What is Learning Biblical Hebrew Interactively?
Dr. Paul Overland
- Raised in a bilingual environment (Japan)
- Received PhD in Hebrew Bible from Brandeis University
- Teaching graduate-level Biblical Hebrew since 1999
- Served as Project Director, “Communicative Hebrew Learning and Teaching” (funded by the Wabash Center, 2005-2008, also called the “Cohelet Project”)
- Currently Professor of Old Testament and Semitic Languages, Ashland Theological Seminary, Ashland, Ohio, USA
Factors that led to Learning Biblical Hebrew Interactively:
- I grew concerned as I observed students struggling to learn Hebrew with outmoded pedagogy (Grammar Translation Method, standard for all classical languages).

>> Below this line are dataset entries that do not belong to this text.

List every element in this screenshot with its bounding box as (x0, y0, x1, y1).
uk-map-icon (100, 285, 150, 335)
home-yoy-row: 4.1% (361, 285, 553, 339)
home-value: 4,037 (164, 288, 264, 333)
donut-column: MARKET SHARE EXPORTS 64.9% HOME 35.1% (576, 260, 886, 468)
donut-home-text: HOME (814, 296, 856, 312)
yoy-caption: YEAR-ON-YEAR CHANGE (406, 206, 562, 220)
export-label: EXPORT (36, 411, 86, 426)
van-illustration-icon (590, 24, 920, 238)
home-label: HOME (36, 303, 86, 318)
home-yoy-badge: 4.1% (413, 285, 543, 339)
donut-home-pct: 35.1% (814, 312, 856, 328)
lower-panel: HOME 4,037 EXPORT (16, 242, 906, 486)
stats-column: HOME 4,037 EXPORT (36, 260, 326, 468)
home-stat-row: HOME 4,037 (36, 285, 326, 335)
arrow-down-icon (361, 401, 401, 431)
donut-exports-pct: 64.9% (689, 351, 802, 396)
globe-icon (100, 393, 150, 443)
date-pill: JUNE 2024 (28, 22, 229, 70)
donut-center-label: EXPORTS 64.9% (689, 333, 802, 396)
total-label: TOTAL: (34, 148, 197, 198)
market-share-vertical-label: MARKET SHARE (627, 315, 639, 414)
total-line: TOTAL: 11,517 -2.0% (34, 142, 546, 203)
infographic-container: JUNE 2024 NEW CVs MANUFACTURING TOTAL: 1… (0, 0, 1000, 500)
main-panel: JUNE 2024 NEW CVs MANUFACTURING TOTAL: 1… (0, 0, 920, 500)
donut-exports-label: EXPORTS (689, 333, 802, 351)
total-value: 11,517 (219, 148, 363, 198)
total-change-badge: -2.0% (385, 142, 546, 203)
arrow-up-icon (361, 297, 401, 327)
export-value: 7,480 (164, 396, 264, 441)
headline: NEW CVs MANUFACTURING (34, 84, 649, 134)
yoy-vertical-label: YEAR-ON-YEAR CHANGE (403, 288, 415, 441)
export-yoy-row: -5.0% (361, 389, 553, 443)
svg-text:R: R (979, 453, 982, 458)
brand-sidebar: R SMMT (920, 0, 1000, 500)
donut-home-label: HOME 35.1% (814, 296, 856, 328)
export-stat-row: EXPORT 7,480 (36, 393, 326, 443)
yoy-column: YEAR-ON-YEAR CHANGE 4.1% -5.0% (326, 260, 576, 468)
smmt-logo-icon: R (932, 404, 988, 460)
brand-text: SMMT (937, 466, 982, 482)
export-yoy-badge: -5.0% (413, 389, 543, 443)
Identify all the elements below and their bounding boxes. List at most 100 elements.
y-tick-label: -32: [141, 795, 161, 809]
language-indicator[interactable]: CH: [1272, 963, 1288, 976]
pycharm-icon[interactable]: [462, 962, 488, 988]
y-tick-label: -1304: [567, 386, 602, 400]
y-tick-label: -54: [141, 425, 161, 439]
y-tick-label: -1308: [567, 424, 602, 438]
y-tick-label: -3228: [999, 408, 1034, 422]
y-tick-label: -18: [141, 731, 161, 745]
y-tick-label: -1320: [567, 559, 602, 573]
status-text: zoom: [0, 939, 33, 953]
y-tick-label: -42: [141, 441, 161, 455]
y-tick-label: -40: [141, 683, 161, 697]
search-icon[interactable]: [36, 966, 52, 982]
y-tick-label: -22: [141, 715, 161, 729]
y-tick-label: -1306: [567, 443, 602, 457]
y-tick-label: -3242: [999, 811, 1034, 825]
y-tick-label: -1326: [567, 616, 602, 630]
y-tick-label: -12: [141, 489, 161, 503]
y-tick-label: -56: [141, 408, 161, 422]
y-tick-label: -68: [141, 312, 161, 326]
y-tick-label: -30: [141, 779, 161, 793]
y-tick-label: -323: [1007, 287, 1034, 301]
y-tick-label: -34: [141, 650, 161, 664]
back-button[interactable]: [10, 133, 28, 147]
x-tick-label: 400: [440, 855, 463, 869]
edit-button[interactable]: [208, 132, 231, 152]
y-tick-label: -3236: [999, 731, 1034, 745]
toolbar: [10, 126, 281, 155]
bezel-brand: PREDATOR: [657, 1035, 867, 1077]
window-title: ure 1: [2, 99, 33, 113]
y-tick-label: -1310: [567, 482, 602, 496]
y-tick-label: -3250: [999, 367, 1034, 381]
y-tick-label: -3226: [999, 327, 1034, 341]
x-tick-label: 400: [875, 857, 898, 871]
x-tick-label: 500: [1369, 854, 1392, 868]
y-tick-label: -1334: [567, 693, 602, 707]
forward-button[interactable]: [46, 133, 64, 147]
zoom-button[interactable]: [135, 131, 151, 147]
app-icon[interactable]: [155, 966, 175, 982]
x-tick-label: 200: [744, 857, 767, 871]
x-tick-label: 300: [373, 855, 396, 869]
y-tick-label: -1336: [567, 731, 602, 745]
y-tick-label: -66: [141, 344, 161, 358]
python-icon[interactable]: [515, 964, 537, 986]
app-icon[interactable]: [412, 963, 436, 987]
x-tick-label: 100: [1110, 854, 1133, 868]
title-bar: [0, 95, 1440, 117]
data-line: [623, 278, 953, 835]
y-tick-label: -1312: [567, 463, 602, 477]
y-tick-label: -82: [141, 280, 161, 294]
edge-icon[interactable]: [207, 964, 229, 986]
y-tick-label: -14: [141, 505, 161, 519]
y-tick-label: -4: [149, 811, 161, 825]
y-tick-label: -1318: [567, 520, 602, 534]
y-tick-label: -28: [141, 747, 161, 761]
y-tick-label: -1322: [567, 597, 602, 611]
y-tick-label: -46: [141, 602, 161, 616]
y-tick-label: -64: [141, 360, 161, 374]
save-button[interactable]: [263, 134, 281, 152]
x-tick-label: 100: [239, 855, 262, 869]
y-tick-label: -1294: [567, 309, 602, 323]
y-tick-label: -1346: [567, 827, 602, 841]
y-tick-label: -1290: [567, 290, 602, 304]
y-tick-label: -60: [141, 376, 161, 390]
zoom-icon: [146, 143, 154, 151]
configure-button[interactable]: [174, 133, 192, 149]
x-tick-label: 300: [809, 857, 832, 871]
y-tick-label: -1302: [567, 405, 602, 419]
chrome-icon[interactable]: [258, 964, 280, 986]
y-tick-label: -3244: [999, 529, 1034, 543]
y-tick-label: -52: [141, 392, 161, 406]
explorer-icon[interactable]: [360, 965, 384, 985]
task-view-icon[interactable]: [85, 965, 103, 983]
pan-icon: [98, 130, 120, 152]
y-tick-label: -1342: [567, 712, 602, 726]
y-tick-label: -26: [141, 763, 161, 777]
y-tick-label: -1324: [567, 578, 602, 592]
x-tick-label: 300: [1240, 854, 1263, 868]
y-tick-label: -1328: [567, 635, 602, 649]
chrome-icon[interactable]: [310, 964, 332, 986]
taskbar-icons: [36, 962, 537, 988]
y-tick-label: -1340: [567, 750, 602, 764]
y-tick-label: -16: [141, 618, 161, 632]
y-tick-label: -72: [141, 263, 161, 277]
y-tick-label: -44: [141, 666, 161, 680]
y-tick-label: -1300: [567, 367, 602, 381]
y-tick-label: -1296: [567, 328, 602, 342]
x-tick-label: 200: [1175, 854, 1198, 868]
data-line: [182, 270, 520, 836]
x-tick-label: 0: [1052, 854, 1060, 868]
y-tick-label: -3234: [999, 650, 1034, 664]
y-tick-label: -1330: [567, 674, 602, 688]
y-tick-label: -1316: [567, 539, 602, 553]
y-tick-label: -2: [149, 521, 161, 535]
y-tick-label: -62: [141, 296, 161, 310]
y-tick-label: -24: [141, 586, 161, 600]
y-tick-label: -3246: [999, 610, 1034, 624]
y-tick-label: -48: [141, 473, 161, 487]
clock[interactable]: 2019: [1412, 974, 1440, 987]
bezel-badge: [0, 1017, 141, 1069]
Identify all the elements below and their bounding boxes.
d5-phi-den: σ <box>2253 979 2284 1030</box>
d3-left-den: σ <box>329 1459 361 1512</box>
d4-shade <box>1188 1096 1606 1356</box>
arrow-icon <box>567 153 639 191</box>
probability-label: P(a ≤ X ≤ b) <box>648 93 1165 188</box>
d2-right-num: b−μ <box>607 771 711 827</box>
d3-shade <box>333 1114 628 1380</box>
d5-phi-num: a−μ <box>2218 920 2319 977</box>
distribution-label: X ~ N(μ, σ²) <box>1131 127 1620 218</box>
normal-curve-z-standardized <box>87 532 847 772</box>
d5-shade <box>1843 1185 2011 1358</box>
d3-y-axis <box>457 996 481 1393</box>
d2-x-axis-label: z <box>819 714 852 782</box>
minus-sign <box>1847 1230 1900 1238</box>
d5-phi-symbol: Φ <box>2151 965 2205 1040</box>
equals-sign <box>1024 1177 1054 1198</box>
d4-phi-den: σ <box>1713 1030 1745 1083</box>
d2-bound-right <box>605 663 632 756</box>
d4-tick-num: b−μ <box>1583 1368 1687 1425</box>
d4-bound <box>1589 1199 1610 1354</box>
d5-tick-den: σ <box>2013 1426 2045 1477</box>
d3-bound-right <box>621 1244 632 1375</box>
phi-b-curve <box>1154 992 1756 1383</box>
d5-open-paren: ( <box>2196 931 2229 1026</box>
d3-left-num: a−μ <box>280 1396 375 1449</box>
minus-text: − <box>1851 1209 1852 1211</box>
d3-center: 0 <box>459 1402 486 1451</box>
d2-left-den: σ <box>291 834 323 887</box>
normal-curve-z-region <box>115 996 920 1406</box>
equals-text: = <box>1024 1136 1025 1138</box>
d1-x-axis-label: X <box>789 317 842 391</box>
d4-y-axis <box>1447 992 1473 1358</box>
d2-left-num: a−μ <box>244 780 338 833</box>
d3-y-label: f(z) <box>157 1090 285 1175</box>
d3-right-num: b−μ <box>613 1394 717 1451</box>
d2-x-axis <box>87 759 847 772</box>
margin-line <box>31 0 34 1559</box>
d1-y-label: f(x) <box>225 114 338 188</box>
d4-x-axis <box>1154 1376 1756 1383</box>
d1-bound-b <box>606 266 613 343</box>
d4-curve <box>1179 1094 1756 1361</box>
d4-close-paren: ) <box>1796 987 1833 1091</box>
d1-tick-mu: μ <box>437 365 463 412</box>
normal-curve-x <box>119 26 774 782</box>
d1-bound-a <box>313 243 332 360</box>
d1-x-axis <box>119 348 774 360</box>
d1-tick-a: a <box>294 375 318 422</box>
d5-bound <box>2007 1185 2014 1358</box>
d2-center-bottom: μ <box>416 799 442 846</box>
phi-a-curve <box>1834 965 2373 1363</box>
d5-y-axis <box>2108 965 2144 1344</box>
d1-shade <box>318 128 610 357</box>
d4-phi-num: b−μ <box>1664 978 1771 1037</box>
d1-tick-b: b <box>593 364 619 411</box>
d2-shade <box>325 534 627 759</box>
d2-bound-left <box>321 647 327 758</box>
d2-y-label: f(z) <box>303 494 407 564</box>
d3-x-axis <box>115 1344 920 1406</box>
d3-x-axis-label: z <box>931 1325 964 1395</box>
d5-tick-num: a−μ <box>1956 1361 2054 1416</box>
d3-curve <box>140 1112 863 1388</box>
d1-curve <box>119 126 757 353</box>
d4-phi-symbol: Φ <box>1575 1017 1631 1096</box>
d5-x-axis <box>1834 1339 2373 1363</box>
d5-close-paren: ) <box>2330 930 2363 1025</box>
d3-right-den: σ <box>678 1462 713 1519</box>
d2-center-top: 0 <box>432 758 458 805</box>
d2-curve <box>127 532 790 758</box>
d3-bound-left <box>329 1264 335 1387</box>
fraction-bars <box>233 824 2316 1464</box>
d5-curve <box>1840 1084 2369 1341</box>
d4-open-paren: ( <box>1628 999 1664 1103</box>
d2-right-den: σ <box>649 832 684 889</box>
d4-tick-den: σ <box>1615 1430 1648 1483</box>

- Then I noticed that students thrived when they were able to employ the target language as a vehicle for their own communication (a foundational principle in Communicative Language Teaching).
- Early forays into Communicative Language Teaching gained substantial refinement through training in Second Language Acquisition (received in the Cohelet Project).
- Also during the Cohelet Project, the first half of the textbook was collaboratively written and field-tested. (For a full project report, see “Can Communicative Principles Enhance Classical Language Acquisition?” in Foreign Language Annals 44:3 [Fall 2011]: 583-93, co-authored with Lee Fields and Jennifer Noonan.)
- Learning Biblical Hebrew Interactively came to completion in the years following the Cohelet Project, together with instructional videos and teaching aids.